Barbara Juliane von Krüdener

Barbara Juliane von Krüdener
Barbara Juliane von Krüdener

Juliane von Krüdener war eine Tochter des Otto Hermann von Vietinghoff. Sie wurde am 11. November 1764 in Riga (Lettland) geboren.

Lettland, oder Livland, wie man damals sagte, gehörte seit mehreren Jahrzehnten zum Russischen Reich und die baltischen Provinzen bildeten Russlands Fenster nach Europa. Die Kultur der baltendeutschen Oberschicht, der Juliane entstammte, war kosmopolitisch (hier:weltbürgerlich).
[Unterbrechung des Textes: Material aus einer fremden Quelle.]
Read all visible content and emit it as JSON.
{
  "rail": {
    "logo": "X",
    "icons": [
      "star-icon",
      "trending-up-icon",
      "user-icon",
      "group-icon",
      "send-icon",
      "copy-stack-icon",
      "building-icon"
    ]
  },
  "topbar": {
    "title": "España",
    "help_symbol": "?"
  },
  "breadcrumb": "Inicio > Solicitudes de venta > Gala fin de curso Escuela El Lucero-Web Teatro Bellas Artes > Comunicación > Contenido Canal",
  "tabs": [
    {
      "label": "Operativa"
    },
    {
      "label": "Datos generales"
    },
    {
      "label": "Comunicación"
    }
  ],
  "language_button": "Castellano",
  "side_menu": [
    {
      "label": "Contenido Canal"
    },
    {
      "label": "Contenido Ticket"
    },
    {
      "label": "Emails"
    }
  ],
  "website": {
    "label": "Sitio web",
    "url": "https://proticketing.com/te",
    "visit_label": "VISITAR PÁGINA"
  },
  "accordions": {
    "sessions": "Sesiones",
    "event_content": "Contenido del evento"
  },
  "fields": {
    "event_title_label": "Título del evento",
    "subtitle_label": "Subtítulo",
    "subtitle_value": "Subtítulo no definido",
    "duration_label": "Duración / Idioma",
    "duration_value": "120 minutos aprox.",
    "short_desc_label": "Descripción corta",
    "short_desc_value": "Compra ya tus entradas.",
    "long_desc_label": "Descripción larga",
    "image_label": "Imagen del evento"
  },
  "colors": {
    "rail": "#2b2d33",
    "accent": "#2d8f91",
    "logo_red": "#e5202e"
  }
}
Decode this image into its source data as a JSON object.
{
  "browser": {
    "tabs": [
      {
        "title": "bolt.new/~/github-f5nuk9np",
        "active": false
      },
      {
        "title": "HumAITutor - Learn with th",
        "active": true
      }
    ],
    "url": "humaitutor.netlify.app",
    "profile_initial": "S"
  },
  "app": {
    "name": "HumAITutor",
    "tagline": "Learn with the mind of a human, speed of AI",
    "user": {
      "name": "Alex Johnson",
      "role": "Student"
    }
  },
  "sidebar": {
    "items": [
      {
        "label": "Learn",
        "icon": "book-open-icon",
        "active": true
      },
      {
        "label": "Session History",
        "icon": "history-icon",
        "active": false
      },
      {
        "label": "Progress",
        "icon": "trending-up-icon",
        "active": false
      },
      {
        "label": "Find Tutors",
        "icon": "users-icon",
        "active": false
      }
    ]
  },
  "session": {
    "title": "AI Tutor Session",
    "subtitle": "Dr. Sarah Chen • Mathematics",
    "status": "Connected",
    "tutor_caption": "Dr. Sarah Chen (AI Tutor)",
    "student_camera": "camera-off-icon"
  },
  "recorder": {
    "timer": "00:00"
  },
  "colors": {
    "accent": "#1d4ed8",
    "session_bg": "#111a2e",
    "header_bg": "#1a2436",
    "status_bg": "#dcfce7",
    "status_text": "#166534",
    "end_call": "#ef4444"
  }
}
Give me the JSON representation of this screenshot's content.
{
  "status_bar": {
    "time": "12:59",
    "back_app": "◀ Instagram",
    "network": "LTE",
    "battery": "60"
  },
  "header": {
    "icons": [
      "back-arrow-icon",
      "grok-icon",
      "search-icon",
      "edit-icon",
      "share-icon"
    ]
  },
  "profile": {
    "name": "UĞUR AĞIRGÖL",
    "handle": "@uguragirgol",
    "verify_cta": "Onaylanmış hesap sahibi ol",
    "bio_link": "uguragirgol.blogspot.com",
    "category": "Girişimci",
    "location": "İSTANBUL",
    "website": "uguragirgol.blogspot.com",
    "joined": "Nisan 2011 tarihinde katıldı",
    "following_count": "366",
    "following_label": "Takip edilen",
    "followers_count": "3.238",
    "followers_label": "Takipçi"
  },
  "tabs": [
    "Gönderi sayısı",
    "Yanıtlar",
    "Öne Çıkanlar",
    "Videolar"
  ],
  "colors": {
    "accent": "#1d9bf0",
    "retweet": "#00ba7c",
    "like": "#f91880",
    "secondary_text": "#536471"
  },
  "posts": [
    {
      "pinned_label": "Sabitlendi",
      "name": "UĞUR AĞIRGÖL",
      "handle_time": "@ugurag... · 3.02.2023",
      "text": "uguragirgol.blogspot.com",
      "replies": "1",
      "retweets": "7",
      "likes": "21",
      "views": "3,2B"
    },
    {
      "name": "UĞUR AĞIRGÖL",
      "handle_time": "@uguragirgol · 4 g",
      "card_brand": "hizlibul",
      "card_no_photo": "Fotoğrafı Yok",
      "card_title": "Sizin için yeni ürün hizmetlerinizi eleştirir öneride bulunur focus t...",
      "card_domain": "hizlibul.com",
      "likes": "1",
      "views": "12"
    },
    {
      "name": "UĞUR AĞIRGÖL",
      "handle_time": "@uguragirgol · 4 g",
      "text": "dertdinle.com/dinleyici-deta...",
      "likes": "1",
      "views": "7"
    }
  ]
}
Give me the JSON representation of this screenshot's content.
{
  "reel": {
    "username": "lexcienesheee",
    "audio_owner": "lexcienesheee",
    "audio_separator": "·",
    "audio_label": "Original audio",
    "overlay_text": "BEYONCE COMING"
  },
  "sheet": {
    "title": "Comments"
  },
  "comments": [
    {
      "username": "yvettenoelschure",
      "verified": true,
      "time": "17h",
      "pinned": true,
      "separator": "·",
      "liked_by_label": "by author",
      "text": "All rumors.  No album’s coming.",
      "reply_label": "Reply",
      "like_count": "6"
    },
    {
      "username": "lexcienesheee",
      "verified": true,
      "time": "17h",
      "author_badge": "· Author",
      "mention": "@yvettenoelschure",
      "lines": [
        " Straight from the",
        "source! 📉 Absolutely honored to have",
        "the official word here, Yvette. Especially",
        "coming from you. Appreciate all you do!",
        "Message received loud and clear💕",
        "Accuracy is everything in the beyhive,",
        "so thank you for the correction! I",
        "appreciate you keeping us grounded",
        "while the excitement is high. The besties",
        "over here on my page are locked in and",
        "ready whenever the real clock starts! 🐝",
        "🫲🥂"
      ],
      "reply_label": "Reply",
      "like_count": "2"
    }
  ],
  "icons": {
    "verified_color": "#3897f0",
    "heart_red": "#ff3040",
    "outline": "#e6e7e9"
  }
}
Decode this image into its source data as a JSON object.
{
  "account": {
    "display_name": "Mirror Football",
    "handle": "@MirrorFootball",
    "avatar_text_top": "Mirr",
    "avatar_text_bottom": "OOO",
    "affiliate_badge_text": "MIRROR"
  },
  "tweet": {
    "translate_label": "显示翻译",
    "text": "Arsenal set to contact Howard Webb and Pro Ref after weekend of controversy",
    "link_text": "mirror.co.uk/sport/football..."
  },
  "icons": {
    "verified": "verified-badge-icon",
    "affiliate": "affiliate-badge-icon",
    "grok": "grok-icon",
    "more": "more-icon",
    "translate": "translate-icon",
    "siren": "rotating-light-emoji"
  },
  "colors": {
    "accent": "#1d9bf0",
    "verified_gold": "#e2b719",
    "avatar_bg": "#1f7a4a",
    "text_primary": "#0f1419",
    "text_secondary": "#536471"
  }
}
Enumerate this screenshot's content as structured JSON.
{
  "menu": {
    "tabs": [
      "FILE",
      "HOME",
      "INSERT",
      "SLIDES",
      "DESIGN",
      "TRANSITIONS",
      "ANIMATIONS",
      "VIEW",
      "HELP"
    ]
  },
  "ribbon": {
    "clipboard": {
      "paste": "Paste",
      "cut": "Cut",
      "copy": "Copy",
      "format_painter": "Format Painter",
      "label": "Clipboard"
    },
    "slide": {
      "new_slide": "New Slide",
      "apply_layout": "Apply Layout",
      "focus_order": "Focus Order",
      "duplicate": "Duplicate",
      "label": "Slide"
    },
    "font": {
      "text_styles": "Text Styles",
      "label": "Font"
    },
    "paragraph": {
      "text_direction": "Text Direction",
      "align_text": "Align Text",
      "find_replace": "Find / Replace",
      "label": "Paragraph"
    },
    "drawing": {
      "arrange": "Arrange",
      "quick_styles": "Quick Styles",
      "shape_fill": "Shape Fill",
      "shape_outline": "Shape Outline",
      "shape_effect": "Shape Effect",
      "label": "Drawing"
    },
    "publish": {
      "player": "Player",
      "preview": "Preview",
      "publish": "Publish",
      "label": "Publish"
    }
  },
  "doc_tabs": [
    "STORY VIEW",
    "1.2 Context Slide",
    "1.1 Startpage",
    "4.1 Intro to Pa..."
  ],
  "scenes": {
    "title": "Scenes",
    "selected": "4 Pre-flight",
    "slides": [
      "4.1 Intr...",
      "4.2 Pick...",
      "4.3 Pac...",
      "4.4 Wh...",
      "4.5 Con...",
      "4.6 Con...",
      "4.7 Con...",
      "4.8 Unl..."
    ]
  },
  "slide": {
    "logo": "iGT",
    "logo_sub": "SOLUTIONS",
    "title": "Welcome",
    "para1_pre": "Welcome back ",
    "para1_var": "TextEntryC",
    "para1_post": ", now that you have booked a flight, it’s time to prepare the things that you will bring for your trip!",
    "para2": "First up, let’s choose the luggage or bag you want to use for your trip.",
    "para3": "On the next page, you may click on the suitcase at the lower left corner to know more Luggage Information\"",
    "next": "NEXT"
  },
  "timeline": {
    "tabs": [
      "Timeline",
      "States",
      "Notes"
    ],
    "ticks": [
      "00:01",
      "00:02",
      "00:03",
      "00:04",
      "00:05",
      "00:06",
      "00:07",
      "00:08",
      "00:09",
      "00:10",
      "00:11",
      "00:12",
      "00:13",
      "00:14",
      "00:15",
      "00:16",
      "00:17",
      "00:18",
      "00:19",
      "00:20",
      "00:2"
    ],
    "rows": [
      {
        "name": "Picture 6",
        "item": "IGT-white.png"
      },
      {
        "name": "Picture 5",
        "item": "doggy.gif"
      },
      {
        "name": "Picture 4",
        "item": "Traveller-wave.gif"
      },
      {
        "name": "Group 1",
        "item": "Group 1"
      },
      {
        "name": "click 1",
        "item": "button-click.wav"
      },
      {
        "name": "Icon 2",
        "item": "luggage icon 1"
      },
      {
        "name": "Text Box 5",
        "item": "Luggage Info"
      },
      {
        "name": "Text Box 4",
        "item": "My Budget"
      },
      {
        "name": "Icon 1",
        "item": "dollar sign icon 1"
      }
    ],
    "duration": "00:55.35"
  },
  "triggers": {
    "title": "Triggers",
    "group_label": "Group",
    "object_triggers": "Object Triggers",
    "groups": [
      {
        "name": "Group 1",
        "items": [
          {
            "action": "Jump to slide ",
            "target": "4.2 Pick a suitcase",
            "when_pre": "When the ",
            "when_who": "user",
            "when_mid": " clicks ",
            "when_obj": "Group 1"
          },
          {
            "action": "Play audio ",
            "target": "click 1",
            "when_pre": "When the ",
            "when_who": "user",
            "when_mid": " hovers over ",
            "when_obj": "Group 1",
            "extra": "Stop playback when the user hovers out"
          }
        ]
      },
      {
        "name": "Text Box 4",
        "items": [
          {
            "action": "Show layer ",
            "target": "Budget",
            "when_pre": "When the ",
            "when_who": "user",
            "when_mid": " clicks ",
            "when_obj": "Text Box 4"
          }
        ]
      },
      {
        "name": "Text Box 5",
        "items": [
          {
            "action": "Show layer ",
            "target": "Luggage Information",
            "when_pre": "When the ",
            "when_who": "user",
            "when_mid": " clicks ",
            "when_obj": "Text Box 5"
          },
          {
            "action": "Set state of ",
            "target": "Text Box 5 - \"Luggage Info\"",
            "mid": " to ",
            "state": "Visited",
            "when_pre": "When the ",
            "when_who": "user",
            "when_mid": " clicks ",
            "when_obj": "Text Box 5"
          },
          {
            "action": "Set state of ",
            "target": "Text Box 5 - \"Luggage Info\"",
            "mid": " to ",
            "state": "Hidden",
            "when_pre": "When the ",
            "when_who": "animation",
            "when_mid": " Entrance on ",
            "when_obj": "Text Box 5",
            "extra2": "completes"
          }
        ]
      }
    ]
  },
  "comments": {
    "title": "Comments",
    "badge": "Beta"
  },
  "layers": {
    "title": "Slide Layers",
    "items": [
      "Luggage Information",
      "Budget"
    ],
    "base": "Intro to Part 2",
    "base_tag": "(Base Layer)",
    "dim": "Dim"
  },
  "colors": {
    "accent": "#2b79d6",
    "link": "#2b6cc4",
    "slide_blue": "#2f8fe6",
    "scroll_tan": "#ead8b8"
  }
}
Neben Deutsch wurde Französisch und Russisch gesprochen. Die Vorfahren Juliane von Krüdeners hatten bereits im 14. Jahrhundert führende Positionen im alten Staat des Schwertritterordens inne.

Juliane von Krüdener war eine der beeindruckendsten und gleichzeitig umstrittensten Frauen der neueren Kirchengeschichte. Frömmigkeitsgeschichtlich gehörte sie zur sogenannten Erweckungsbewegung, die Europa im Zug der napoleonischen Eroberung (1800–1814/15) und der sich anschließenden Befreiungskriege (1813-1815) erfasste.

Ihr unruhiges Leben führte sie in den Jahren von 1802-1815 durch Deutschland, Frankreich und die Schweiz. Dabei wurde sie von der Herrnhuter Brüdergemeine inspiriert und neigte nach Einflüssen durch Johann Heinrich Jung-Stilling immer stärker zu einem prophetisch-ekstatischen Pietismus.

1804 erlebte Juliane von Krüdener auf ihrem Gut Kosse in Livland eine religiöse Bekehrung und sagte später auch die Rückkehr Napoleons I. von Elba voraus.

 

Während ihrer Reisen lernte sie auch Zar Alexander I. kennen und übte für kurze Zeit einen starken religiösen Einfluss auf ihn aus. Sie bewog ihn zur Heiligen Allianz und vertrat den Zaren 1815 auf dem Wiener Kongress.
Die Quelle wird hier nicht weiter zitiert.